BlackRock leads the pack. The world’s largest asset manager holds the biggest share of tokenized AUM on Ethereum. Close behind are Franklin Templeton, WisdomTree, Superstate, Apollo and ONDO Finance. Franklin Templeton focused on parts of its US Government Money Fund.

WisdomTree launched funds you can buy through a mobile app. Superstate and Apollo each add smaller but steady sums. Based on reports, these six names together make up most of the $6 billion milestone.

Tokenized AUM on @ethereum is at an all-time high

World’s biggest financial services firms & asset managers are tokenizing assets on Ethereum pic.twitter.com/5Xl4XXYQ3O

— Token Terminal📊(@tokenterminal) July 6, 2025

Adoption Speed Since Mid-2023

The climb didn’t happen in a day. Adoption started slowly around mid‑2023. It ROSE further in early 2024. Then by January 2025, the line on the stacked chart shot straight up.

That jump comes as BlackRock and Franklin Templeton pour in fresh tokens. Faster trades and fewer middlemen are big draws. Trades that once took days can now settle in minutes or seconds. That kind of speed appeals to big investors, who want clarity and a clear audit trail.

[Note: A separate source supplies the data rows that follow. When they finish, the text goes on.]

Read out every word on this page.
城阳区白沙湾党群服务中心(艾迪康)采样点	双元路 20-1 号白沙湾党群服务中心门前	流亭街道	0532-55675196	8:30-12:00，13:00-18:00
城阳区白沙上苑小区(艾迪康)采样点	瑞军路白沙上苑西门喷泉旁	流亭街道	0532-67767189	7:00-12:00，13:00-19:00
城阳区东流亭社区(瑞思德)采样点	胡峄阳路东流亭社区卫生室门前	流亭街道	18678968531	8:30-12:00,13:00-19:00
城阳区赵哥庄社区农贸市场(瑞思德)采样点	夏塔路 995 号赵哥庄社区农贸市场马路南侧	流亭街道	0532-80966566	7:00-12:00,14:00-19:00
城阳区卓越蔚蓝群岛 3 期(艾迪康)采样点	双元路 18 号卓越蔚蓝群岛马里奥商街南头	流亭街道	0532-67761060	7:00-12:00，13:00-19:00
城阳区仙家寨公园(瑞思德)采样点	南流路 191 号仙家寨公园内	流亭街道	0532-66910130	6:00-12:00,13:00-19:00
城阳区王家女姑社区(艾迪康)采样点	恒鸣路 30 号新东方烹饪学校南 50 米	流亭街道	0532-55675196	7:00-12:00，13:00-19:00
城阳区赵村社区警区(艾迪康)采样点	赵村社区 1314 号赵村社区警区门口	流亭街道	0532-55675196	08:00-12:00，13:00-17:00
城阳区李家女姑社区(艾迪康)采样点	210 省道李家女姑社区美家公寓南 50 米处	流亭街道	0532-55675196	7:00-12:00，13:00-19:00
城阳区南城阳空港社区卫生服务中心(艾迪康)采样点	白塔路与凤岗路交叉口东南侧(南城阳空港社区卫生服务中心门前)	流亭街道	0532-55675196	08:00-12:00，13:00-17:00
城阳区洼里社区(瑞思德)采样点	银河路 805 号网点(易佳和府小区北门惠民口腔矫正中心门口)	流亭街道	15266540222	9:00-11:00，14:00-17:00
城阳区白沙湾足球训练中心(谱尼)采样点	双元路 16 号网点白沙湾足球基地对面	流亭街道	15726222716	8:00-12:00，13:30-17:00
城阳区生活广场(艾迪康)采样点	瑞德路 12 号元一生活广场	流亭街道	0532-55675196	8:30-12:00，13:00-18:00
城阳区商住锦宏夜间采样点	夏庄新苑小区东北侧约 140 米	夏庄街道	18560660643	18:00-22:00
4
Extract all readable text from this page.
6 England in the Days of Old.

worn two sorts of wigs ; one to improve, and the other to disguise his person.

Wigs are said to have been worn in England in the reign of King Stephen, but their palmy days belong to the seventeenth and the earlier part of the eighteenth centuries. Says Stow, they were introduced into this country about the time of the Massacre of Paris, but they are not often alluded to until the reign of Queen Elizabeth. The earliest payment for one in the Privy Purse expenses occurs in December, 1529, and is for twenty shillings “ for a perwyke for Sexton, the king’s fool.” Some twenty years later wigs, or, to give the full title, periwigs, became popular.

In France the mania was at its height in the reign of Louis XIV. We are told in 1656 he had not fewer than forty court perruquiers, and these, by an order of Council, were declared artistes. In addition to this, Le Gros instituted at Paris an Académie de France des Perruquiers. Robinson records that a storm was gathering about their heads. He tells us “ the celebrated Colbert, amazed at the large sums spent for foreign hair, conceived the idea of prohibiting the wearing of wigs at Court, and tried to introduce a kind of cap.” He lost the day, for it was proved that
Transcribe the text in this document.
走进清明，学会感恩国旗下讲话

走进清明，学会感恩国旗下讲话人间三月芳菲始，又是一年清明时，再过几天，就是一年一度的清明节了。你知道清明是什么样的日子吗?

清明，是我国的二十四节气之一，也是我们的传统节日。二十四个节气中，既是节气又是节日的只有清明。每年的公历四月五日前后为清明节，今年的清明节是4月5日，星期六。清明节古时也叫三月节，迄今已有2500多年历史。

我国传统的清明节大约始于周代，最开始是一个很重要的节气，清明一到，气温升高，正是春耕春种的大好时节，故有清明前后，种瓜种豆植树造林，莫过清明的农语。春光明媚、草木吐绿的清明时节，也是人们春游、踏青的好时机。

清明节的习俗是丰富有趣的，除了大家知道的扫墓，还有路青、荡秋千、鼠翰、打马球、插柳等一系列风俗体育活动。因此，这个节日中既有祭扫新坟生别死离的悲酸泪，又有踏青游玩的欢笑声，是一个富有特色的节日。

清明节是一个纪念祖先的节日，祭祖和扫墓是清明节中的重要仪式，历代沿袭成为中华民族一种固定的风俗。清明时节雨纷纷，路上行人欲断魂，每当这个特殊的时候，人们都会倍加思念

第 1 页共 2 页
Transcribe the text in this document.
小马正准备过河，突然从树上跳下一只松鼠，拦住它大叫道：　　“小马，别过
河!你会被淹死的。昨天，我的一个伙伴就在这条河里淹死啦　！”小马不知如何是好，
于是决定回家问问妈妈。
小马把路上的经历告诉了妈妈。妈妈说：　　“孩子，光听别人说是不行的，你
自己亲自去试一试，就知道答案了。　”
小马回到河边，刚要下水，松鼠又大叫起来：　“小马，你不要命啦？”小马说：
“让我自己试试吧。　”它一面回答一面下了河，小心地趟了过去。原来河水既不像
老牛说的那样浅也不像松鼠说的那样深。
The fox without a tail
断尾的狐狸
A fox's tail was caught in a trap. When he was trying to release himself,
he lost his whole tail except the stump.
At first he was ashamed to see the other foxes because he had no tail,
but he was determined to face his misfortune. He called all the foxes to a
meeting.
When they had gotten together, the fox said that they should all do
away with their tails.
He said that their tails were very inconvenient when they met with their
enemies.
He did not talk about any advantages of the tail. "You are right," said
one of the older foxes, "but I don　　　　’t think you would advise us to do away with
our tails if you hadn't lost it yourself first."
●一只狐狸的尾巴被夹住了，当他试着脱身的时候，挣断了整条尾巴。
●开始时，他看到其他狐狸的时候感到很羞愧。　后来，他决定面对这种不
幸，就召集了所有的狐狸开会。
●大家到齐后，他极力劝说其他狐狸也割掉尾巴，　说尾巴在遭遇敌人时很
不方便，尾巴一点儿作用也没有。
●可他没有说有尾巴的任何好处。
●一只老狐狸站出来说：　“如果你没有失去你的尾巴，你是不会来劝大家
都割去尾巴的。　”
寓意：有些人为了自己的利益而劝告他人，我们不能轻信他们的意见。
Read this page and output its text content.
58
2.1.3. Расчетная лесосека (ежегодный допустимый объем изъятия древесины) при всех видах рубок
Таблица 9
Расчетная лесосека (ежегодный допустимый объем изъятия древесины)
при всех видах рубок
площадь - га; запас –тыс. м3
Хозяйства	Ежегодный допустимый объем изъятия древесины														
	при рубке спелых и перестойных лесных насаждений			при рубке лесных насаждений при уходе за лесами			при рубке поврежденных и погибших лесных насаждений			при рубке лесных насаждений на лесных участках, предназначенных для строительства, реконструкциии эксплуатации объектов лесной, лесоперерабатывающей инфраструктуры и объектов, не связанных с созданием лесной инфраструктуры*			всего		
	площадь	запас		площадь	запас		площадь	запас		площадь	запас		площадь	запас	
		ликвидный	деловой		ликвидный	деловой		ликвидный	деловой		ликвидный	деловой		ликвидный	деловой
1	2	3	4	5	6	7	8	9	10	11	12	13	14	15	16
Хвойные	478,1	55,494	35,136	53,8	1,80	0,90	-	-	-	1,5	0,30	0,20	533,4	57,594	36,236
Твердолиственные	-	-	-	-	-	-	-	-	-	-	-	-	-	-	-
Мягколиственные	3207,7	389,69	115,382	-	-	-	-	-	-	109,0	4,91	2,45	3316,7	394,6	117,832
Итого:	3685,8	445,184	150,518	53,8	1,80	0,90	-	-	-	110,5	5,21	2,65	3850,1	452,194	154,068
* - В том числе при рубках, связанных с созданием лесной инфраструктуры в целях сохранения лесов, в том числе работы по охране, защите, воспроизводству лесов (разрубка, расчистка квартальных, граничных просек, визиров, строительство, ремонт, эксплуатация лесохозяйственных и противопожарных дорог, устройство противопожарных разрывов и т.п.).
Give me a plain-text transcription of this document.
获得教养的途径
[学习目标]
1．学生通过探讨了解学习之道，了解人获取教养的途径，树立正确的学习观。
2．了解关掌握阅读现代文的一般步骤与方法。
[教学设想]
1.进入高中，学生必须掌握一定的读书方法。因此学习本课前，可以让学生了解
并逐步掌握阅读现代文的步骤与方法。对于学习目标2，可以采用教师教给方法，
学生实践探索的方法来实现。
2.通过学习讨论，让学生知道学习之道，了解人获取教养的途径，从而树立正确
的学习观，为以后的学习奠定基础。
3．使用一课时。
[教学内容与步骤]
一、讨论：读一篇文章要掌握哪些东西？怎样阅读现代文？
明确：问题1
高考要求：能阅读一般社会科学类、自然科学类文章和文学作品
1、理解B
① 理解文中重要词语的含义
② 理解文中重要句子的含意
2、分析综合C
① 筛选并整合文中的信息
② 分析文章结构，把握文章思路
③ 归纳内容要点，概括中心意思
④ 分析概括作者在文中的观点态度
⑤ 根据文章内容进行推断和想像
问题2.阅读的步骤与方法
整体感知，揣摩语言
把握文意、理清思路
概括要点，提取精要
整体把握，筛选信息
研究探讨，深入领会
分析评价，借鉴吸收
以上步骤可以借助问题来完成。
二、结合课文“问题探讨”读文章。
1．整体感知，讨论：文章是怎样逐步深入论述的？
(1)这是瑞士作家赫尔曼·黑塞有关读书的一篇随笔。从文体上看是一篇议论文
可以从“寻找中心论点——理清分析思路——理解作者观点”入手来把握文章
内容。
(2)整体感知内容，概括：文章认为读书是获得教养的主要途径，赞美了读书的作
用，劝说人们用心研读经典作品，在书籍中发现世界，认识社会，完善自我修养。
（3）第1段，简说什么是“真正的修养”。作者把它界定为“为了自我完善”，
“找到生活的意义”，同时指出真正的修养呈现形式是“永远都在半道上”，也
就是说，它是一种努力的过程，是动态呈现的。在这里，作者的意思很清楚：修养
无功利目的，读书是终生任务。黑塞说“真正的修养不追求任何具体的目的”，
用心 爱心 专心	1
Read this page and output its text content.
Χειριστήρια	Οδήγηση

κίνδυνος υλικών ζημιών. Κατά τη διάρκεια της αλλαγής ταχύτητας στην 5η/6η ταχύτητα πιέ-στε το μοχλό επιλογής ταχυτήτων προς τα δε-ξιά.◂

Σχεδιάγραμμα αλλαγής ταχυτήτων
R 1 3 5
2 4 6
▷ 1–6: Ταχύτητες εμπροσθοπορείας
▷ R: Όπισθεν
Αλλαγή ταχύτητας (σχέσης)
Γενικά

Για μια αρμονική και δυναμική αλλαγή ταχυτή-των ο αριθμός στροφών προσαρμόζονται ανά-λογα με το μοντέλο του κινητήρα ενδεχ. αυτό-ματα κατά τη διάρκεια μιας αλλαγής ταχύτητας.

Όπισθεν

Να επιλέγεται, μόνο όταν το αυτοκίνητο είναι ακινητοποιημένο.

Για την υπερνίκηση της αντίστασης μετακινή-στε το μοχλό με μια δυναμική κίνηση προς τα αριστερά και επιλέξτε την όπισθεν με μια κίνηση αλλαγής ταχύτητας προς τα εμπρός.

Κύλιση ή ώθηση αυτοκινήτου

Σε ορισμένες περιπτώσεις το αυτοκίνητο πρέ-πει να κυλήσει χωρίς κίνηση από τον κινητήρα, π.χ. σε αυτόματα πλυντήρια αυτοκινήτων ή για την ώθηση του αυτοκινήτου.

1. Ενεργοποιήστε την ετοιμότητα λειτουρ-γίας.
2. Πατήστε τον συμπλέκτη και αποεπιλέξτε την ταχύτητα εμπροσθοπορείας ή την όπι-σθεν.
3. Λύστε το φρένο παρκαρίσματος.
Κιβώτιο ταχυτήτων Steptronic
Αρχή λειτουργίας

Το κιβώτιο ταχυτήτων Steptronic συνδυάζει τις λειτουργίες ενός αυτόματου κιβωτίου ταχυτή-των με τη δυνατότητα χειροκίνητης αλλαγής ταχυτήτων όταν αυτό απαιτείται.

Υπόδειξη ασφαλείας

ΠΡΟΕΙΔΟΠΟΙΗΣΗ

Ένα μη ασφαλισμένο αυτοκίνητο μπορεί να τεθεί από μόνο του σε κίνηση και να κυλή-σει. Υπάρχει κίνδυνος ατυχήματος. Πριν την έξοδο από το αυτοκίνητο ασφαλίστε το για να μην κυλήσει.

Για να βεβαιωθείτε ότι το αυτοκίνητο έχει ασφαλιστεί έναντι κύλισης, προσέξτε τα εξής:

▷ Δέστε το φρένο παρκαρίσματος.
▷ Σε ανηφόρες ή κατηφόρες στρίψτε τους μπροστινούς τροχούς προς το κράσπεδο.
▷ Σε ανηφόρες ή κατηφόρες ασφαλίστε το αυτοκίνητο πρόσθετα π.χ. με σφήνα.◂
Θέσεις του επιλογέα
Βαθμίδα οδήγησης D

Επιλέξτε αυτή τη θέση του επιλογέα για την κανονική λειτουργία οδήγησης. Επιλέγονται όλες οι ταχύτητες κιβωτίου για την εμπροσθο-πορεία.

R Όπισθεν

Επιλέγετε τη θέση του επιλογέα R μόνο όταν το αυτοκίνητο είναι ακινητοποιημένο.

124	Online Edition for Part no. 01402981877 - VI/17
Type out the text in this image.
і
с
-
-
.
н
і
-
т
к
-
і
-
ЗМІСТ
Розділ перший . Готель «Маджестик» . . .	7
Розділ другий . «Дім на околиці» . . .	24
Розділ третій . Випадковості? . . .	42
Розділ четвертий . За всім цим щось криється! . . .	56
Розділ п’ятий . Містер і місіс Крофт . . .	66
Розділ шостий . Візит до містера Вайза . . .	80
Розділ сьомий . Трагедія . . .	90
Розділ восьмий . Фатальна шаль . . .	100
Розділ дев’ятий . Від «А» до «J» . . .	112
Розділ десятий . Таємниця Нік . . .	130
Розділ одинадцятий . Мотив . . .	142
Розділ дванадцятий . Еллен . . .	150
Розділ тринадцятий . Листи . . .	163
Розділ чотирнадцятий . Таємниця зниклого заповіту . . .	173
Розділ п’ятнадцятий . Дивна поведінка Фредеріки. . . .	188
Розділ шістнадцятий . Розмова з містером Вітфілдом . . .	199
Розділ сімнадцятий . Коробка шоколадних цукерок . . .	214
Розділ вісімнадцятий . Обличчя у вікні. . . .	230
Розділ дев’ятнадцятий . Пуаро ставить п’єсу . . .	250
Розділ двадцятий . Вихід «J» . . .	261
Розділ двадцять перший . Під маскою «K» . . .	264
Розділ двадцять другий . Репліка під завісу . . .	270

This push into tokenized finance shows a shift in how big firms manage money. Ethereum still faces questions about scaling. If gas fees jump again, trading costs could rise sharply.

On Rules & New Fund Types

Regulators in the US, Europe and Asia have yet to set clear rules. A clampdown in one region might push firms toward other chains or private blockchains. Competition from Solana, Avalanche and new networks is already heating up.

With $6 billion on‑chain, tokenized assets are past the trial stage. More firms will likely join once rules firm up and scaling solutions roll out. Markets could see new fund types, cross‑border trades and on‑chain yield tools. For now, Ethereum holds the lead. Yet the next hurdles—fee pressure, rule making and rival chains—will test whether it can keep growing.